A standardized test has a mean of 88 and a standard deviation of 12. What is the score at the 90th percentile? Assume a normal distribution.
how would I solve?
a. 90.00
b. 112.00
c. 103.36
d. 91.00
Anyone?!
Z = (score-mean)/SD
Find table in the back of your statistics text labeled something like "areas under normal distribution" to find the proportion/probability (.90) and its Z score. Insert Z score into equation above.
.3159=(88-?)/12
For .90, Z value should be a number > +1.
Z = (score-88)/12
To find the score at the 90th percentile, you can use the Z-score formula and then convert it back to the original scale using the mean and standard deviation provided.
First, we need to find the Z-score for the 90th percentile. The Z-score corresponds to the number of standard deviations away from the mean a particular value is.
The formula to calculate the Z-score is Z = (X - μ) / σ, where Z is the Z-score, X is the value, μ is the mean, and σ is the standard deviation.
In this case, we want to find the Z-score for the 90th percentile, which means that 90% of the population has a lower score. To find this Z-score, we can use a Z-table or a calculator.
Looking up the Z-score for the 90th percentile in a standard normal distribution table, we find it to be approximately 1.28. So, Z = 1.28.

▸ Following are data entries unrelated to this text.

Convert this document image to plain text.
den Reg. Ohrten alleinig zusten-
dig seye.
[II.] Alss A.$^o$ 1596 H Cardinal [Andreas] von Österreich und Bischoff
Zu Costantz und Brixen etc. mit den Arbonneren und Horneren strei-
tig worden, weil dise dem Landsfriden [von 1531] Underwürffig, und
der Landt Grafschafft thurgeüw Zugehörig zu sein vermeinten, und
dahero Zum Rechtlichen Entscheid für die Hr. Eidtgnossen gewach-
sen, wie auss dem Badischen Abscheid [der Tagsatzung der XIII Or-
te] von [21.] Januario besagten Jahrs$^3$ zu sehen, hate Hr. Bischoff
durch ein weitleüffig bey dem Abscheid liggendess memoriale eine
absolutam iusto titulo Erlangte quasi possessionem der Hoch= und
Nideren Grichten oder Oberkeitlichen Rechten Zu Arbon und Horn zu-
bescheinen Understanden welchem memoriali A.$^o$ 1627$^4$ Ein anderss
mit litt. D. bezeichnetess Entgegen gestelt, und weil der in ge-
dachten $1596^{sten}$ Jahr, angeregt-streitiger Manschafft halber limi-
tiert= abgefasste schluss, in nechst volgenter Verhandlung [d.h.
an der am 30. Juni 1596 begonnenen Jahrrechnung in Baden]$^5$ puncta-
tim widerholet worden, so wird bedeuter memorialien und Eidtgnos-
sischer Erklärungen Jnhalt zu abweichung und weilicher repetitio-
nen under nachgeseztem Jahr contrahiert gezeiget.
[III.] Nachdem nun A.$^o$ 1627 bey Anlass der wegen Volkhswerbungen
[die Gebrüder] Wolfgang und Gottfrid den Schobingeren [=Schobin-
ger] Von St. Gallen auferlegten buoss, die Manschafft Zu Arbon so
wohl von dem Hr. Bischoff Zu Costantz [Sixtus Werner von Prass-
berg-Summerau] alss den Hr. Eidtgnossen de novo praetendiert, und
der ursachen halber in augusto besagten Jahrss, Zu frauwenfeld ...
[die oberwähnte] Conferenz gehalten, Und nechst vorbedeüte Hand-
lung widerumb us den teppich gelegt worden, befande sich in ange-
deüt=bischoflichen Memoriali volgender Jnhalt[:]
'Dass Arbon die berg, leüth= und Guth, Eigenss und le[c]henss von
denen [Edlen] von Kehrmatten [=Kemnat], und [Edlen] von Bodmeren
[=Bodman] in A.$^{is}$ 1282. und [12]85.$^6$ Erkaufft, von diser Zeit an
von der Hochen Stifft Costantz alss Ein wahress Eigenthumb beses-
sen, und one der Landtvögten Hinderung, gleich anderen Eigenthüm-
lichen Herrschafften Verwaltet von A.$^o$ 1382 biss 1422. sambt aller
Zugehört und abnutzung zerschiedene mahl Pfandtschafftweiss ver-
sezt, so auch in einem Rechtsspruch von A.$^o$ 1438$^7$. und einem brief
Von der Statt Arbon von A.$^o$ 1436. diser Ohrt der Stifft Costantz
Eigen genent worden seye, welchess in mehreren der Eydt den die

Now, we can convert the Z-score back to the original scale using the formula X = (Z * σ) + μ, where X is the value, Z is the Z-score, σ is the standard deviation, and μ is the mean.
Let's substitute the values into the formula:
X = (1.28 * 12) + 88
X = 15.36 + 88
X = 103.36
Therefore, the score at the 90th percentile is approximately 103.36.
Hence, the correct option is c. 103.36.